NAME
aki - The command-line data processor for web content
SYNOPSIS
$ aki [options] URL
OPTIONS
-d --decoder specify deoder(default: auto detect)
--agent user agent
--timeout connection timeout
-m, --method HTTP method(default: GET)
-H, --header request header
-e , --referer referer
-b, --cookie cookie file path for request
-c, --cookie-jar file path for saving response cookie
-u, --user basic authentication credentials( "user:passwd" )
-p, --pointer JSON pointer string(See: JSON::Pointer)
-ie, --in-enc input encoding(default: utf8)
-oe, --out-enc output encoding(default: utf8)
--color colorize the result
--print_escapes show non-printable chars as "\n", "\t", etc.
--stderr print to STDERR(default: STDOUT)
--indent how many spaces in each indent(default: 4)
--raw show raw content
--verbose show verbose information
-h, --help show this help
-v, --version show the version
EXAMPLE
Easy Example:
$ aki http://example.com/json --pointer '/foo/bar/0'
---
baz 123
qux "foobar"
---
Example with OAuth header:
$ aki https://api.example.com/1.1/statuses/home_timeline.json --header 'Authorization: OAuth oauth_consumer_key="OAUTH_CONSUMER_KEY", oauth_nonce="OAUTH_NONCE", oauth_signature="OAUTH_SIGNATURE", oauth_signature_method="HMAC-SHA1", oauth_timestamp="1373763215", oauth_token="OAUTH_TOKEN", oauth_version="1.0"' --pointer '/0/entities'
---
urls [
{
display_url "example.com/foo",
expanded_url "example.com/bar",
indices [
50,
72
],
url "example.com/baz"
}
],
user_mentions []
---
CONFIGURATION
aki
command will look for a configuration file before reading its command line parameters. This function depends on Config::CmdRC.
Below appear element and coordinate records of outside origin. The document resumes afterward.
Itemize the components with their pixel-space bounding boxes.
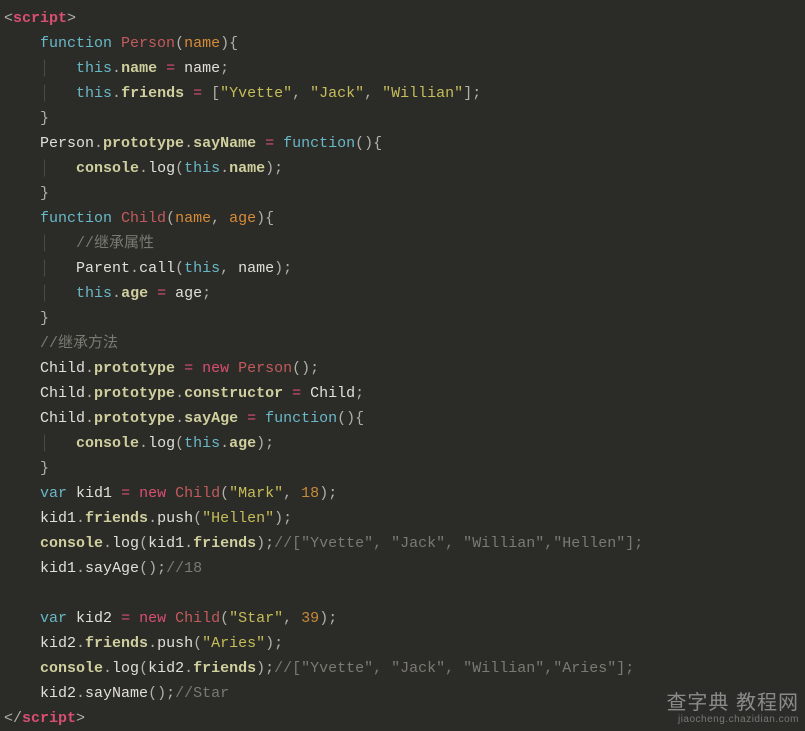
comment-star: //Star	[175, 685, 229, 702]
comment-array-hellen: //["Yvette", "Jack", "Willian","Hellen"]…	[274, 535, 643, 552]
close-tag-name: script	[22, 710, 76, 727]
comment-array-aries: //["Yvette", "Jack", "Willian","Aries"];	[274, 660, 634, 677]
code-block: <script> function Person(name){ │ this.n…	[4, 6, 805, 731]
comment-inherit-prop: //继承属性	[76, 235, 154, 252]
open-tag-name: script	[13, 10, 67, 27]
close-tag-gt: >	[76, 710, 85, 727]
comment-18: //18	[166, 560, 202, 577]
param-name: name	[184, 35, 220, 52]
kw-function: function	[40, 35, 112, 52]
comment-inherit-method: //继承方法	[40, 335, 118, 352]
fn-child: Child	[121, 210, 166, 227]
open-tag-lt: <	[4, 10, 13, 27]
close-tag-lt: </	[4, 710, 22, 727]
open-tag-gt: >	[67, 10, 76, 27]
fn-person: Person	[121, 35, 175, 52]
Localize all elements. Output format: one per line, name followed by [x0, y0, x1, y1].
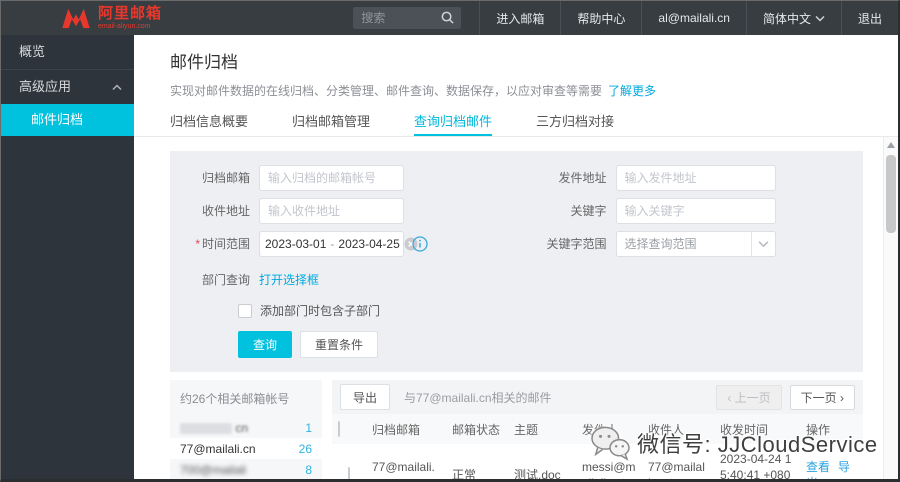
app-window: 阿里邮箱 email-aliyun.com 进入邮箱 帮助中心 al@maila… [0, 0, 900, 482]
date-separator: - [330, 236, 335, 251]
col-time: 收发时间 [714, 414, 800, 444]
col-subject: 主题 [508, 414, 576, 444]
tab-query-archived-mail[interactable]: 查询归档邮件 [414, 111, 493, 136]
export-button[interactable]: 导出 [340, 384, 391, 410]
row-checkbox[interactable] [348, 467, 350, 479]
open-selector-link[interactable]: 打开选择框 [259, 271, 319, 288]
view-link[interactable]: 查看 [806, 460, 830, 474]
sender-address-label: 发件地址 [558, 171, 607, 185]
cell-recipient: 77@mailali.cn [648, 460, 705, 479]
tab-archive-info-summary[interactable]: 归档信息概要 [170, 111, 248, 136]
col-mailbox-status: 邮箱状态 [446, 414, 508, 444]
brand-logo[interactable]: 阿里邮箱 email-aliyun.com [1, 6, 231, 30]
keyword-label: 关键字 [570, 204, 607, 218]
sidebar-item-advanced-apps[interactable]: 高级应用 [1, 70, 134, 104]
sidebar-item-overview[interactable]: 概览 [1, 35, 134, 69]
results-caption: 与77@mailali.cn相关的邮件 [404, 390, 552, 405]
vertical-scrollbar[interactable] [883, 137, 898, 479]
pagination: ‹ 上一页 下一页 › [716, 384, 855, 410]
time-range-picker[interactable]: 2023-03-01 - 2023-04-25 [259, 230, 418, 257]
select-chevron-down-icon [750, 231, 775, 256]
archive-mailbox-input[interactable] [259, 164, 404, 191]
keyword-input[interactable] [615, 197, 776, 224]
chevron-down-icon [815, 15, 825, 22]
scroll-up-arrow-icon[interactable] [887, 142, 895, 148]
required-asterisk: * [195, 237, 200, 251]
tab-third-party-archive[interactable]: 三方归档对接 [536, 111, 614, 136]
next-page-button[interactable]: 下一页 › [789, 384, 855, 410]
nav-help-center[interactable]: 帮助中心 [560, 1, 641, 35]
account-list-item[interactable]: 700@mailali 8 [170, 459, 322, 479]
chevron-up-icon [112, 83, 122, 91]
cell-time: 2023-04-24 15:40:41 +0800 [720, 452, 792, 482]
keyword-scope-select[interactable]: 选择查询范围 [615, 230, 776, 257]
search-icon[interactable] [440, 10, 455, 30]
results-table: 归档邮箱 邮箱状态 主题 发件人 收件人 收发时间 操作 77@mailali.… [332, 414, 863, 482]
sender-address-input[interactable] [615, 164, 776, 191]
mail-results-panel: 导出 与77@mailali.cn相关的邮件 ‹ 上一页 下一页 › 归档邮箱 … [332, 380, 863, 482]
accounts-summary: 约26个相关邮箱帐号 [180, 392, 290, 406]
nav-enter-mailbox[interactable]: 进入邮箱 [479, 1, 560, 35]
scroll-content: 归档邮箱 发件地址 收件地址 [134, 137, 883, 482]
scrollbar-thumb[interactable] [886, 155, 896, 233]
brand-domain: email-aliyun.com [98, 23, 151, 30]
time-range-label: * 时间范围 [195, 237, 250, 251]
account-list-item-selected[interactable]: 77@mailali.cn 26 [170, 438, 322, 459]
page-title: 邮件归档 [170, 53, 238, 72]
nav-account[interactable]: al@mailali.cn [641, 1, 746, 35]
date-end-value[interactable]: 2023-04-25 [338, 237, 399, 251]
cell-mailbox: 77@mailali.cn [372, 460, 435, 479]
table-header-row: 归档邮箱 邮箱状态 主题 发件人 收件人 收发时间 操作 [332, 414, 863, 444]
info-icon[interactable] [412, 235, 428, 252]
include-subdept-checkbox[interactable] [238, 303, 252, 318]
keyword-scope-label: 关键字范围 [546, 237, 607, 251]
recipient-address-label: 收件地址 [201, 204, 250, 218]
reset-button[interactable]: 重置条件 [300, 331, 379, 358]
table-row: 77@mailali.cn 正常 测试.doc messi@mailali.cn… [332, 444, 863, 482]
department-query-label: 部门查询 [201, 272, 250, 287]
header-search [353, 7, 462, 30]
account-count: 26 [298, 441, 312, 456]
account-count: 1 [305, 420, 312, 435]
sidebar-item-mail-archive[interactable]: 邮件归档 [1, 104, 134, 136]
learn-more-link[interactable]: 了解更多 [608, 84, 656, 98]
date-start-value[interactable]: 2023-03-01 [265, 237, 326, 251]
related-accounts-panel: 约26个相关邮箱帐号 cn 1 77@mailali.cn 26 700@mai… [170, 380, 322, 479]
recipient-address-input[interactable] [259, 197, 404, 224]
select-all-checkbox[interactable] [338, 421, 340, 437]
nav-language[interactable]: 简体中文 [745, 1, 841, 35]
prev-page-button[interactable]: ‹ 上一页 [716, 384, 782, 410]
brand-m-icon [61, 7, 91, 29]
tab-archive-mailbox-management[interactable]: 归档邮箱管理 [292, 111, 370, 136]
query-button[interactable]: 查询 [238, 331, 293, 358]
query-form-panel: 归档邮箱 发件地址 收件地址 [170, 151, 863, 372]
table-toolbar: 导出 与77@mailali.cn相关的邮件 ‹ 上一页 下一页 › [332, 380, 863, 414]
brand-name: 阿里邮箱 [98, 5, 163, 22]
include-subdept-label: 添加部门时包含子部门 [260, 304, 381, 318]
col-archive-mailbox: 归档邮箱 [366, 414, 446, 444]
header-nav: 进入邮箱 帮助中心 al@mailali.cn 简体中文 退出 [479, 1, 898, 35]
archive-mailbox-label: 归档邮箱 [201, 171, 250, 185]
top-header: 阿里邮箱 email-aliyun.com 进入邮箱 帮助中心 al@maila… [1, 1, 898, 35]
tab-bar: 归档信息概要 归档邮箱管理 查询归档邮件 三方归档对接 [134, 111, 898, 137]
main-content: 邮件归档 实现对邮件数据的在线归档、分类管理、邮件查询、数据保存，以应对审查等需… [134, 35, 898, 482]
account-list-item[interactable]: cn 1 [170, 417, 322, 438]
cell-subject: 测试.doc [514, 468, 561, 482]
page-description: 实现对邮件数据的在线归档、分类管理、邮件查询、数据保存，以应对审查等需要 了解更多 [170, 84, 657, 98]
cell-status: 正常 [452, 468, 477, 482]
col-sender: 发件人 [576, 414, 642, 444]
col-recipient: 收件人 [642, 414, 714, 444]
account-count: 8 [305, 462, 312, 477]
col-actions: 操作 [800, 414, 863, 444]
cell-sender: messi@mailali.cn [582, 460, 636, 479]
nav-logout[interactable]: 退出 [840, 1, 898, 35]
sidebar: 概览 高级应用 邮件归档 [1, 35, 134, 479]
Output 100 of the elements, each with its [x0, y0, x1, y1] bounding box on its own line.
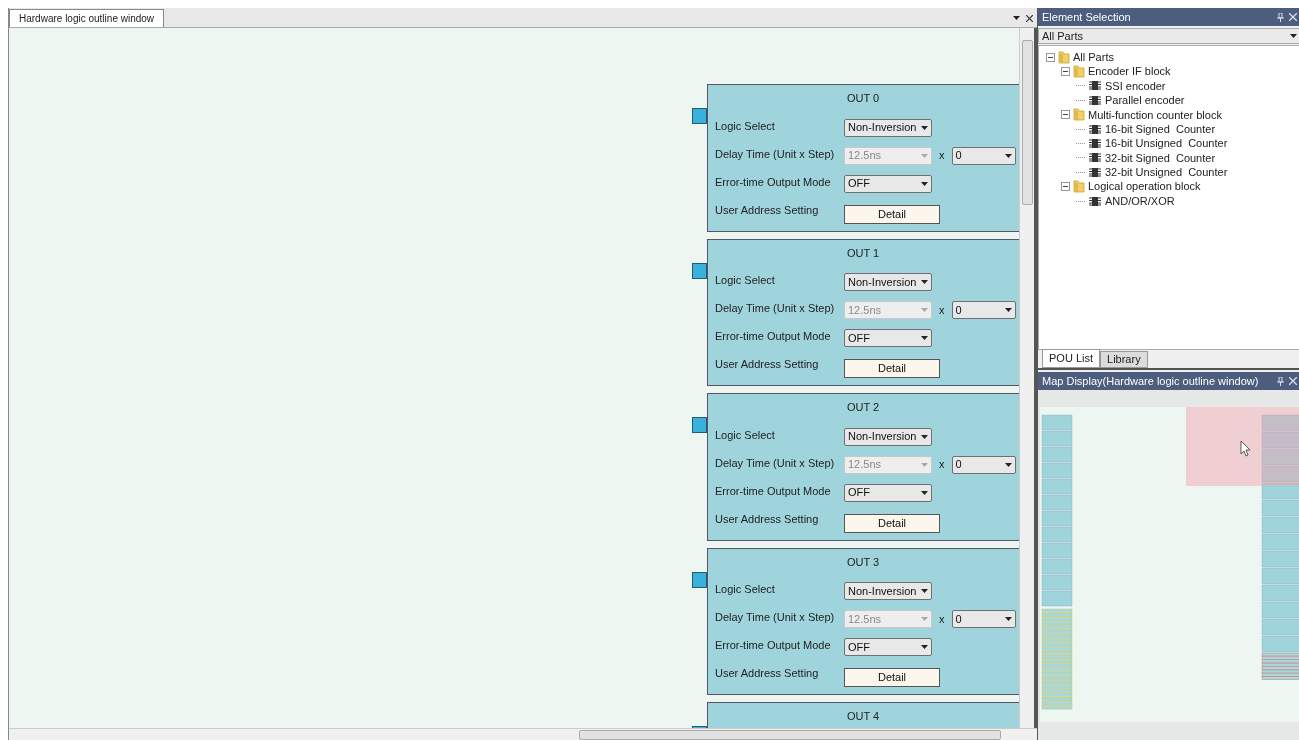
- caret-icon: [1004, 617, 1012, 621]
- tree-item[interactable]: All Parts: [1073, 48, 1114, 66]
- tree-item[interactable]: Parallel encoder: [1105, 92, 1185, 109]
- connector-port[interactable]: [692, 417, 707, 433]
- filter-dropdown[interactable]: All Parts: [1038, 28, 1299, 44]
- field-label: Error-time Output Mode: [715, 638, 832, 652]
- pane-title: Element Selection: [1042, 9, 1131, 25]
- chip-icon: [1088, 94, 1102, 106]
- pane-title: Map Display(Hardware logic outline window): [1042, 373, 1259, 389]
- caret-icon: [1004, 308, 1012, 312]
- multiply-sign: x: [939, 148, 945, 164]
- multiply-sign: x: [939, 457, 945, 473]
- pane-tab[interactable]: Library: [1100, 351, 1148, 368]
- detail-button[interactable]: Detail: [844, 204, 940, 224]
- field-label: Logic Select: [715, 427, 776, 442]
- collapse-icon[interactable]: [1061, 182, 1070, 192]
- dropdown[interactable]: 0: [951, 610, 1016, 628]
- folder-icon: [1073, 108, 1085, 122]
- block-title: OUT 2: [845, 400, 881, 415]
- tree-item[interactable]: 16-bit Unsigned Counter: [1105, 135, 1228, 152]
- caret-icon: [921, 153, 928, 158]
- tree-item[interactable]: 32-bit Signed Counter: [1105, 149, 1216, 167]
- field-label: User Address Setting: [715, 357, 820, 371]
- caret-icon: [921, 645, 928, 649]
- pane-tab[interactable]: POU List: [1042, 349, 1100, 368]
- tree-item[interactable]: Encoder IF block: [1088, 63, 1171, 80]
- dropdown[interactable]: 0: [951, 455, 1016, 474]
- multiply-sign: x: [939, 302, 945, 318]
- block-title: OUT 4: [845, 709, 881, 724]
- caret-icon: [921, 181, 928, 186]
- caret-icon: [1004, 153, 1012, 158]
- field-label: Logic Select: [715, 273, 776, 287]
- block-title: OUT 0: [845, 91, 881, 106]
- field-label: User Address Setting: [715, 666, 820, 680]
- dropdown[interactable]: OFF: [844, 638, 932, 656]
- collapse-icon[interactable]: [1061, 110, 1070, 120]
- field-label: Delay Time (Unit x Step): [715, 301, 836, 315]
- caret-icon: [921, 308, 928, 312]
- dropdown[interactable]: 0: [951, 301, 1016, 319]
- caret-icon: [921, 280, 928, 284]
- chip-icon: [1088, 80, 1102, 92]
- folder-icon: [1073, 180, 1085, 194]
- caret-icon: [921, 490, 928, 495]
- field-label: Error-time Output Mode: [715, 329, 832, 343]
- pin-icon[interactable]: [1277, 376, 1284, 386]
- caret-icon: [1013, 16, 1020, 20]
- document-tab[interactable]: Hardware logic outline window: [9, 9, 165, 27]
- field-label: Logic Select: [715, 582, 776, 596]
- detail-button[interactable]: Detail: [844, 668, 940, 687]
- caret-icon: [921, 462, 928, 467]
- dropdown[interactable]: Non-Inversion: [844, 427, 932, 446]
- field-label: Error-time Output Mode: [715, 174, 832, 189]
- close-icon[interactable]: [1026, 14, 1033, 22]
- multiply-sign: x: [939, 611, 945, 627]
- block-title: OUT 1: [845, 245, 881, 261]
- field-label: User Address Setting: [715, 511, 820, 526]
- tree-item[interactable]: 32-bit Unsigned Counter: [1105, 164, 1228, 181]
- caret-icon: [1004, 462, 1012, 467]
- dropdown[interactable]: Non-Inversion: [844, 118, 932, 137]
- collapse-icon[interactable]: [1061, 67, 1070, 77]
- detail-button[interactable]: Detail: [844, 359, 940, 378]
- tree-item[interactable]: 16-bit Signed Counter: [1105, 120, 1216, 138]
- horizontal-scrollbar[interactable]: [9, 728, 1037, 740]
- field-label: Error-time Output Mode: [715, 483, 832, 498]
- field-label: Delay Time (Unit x Step): [715, 455, 836, 470]
- field-label: Logic Select: [715, 118, 776, 133]
- caret-icon: [921, 125, 928, 130]
- connector-port[interactable]: [692, 571, 707, 588]
- caret-icon: [921, 589, 928, 593]
- pin-icon[interactable]: [1277, 12, 1284, 22]
- folder-icon: [1058, 50, 1070, 64]
- tree-item[interactable]: Logical operation block: [1088, 178, 1201, 195]
- dropdown[interactable]: Non-Inversion: [844, 582, 932, 600]
- connector-port[interactable]: [692, 262, 707, 279]
- tree-item[interactable]: Multi-function counter block: [1088, 106, 1222, 123]
- vertical-scrollbar[interactable]: [1019, 28, 1034, 728]
- chip-icon: [1088, 152, 1102, 164]
- block-title: OUT 3: [845, 554, 881, 570]
- chip-icon: [1088, 195, 1102, 207]
- field-label: Delay Time (Unit x Step): [715, 146, 836, 161]
- dropdown[interactable]: OFF: [844, 174, 932, 193]
- tree-item[interactable]: SSI encoder: [1105, 77, 1166, 95]
- chip-icon: [1088, 166, 1102, 178]
- dropdown[interactable]: 0: [951, 146, 1016, 165]
- collapse-icon[interactable]: [1046, 52, 1055, 62]
- dropdown[interactable]: OFF: [844, 329, 932, 347]
- chip-icon: [1088, 123, 1102, 135]
- detail-button[interactable]: Detail: [844, 513, 940, 533]
- dropdown[interactable]: OFF: [844, 483, 932, 502]
- field-label: Delay Time (Unit x Step): [715, 610, 836, 624]
- field-label: User Address Setting: [715, 202, 820, 217]
- folder-icon: [1073, 65, 1085, 79]
- caret-icon: [921, 617, 928, 621]
- caret-icon: [921, 336, 928, 340]
- caret-icon: [921, 434, 928, 439]
- caret-icon: [1290, 34, 1297, 38]
- tree-item[interactable]: AND/OR/XOR: [1105, 192, 1175, 210]
- chip-icon: [1088, 138, 1102, 150]
- connector-port[interactable]: [692, 108, 707, 124]
- dropdown[interactable]: Non-Inversion: [844, 273, 932, 291]
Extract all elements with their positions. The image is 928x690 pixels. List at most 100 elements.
The configuration file is .akirc
. And the location of a configuration file is /etc
or $HOME
but if the CMDRC_DIR
environment variable is set, aki
will look for config in that directory or current
.
A sample configuration file might read:
color: 1
agent: MyAgent/1.0
AUTHOR
Dai Okabayashi <bayashi@cpan.org>
SEE ALSO
LICENSE
This module is free software; you can redistribute it and/or modify it under the same terms as Perl itself. See perlartistic.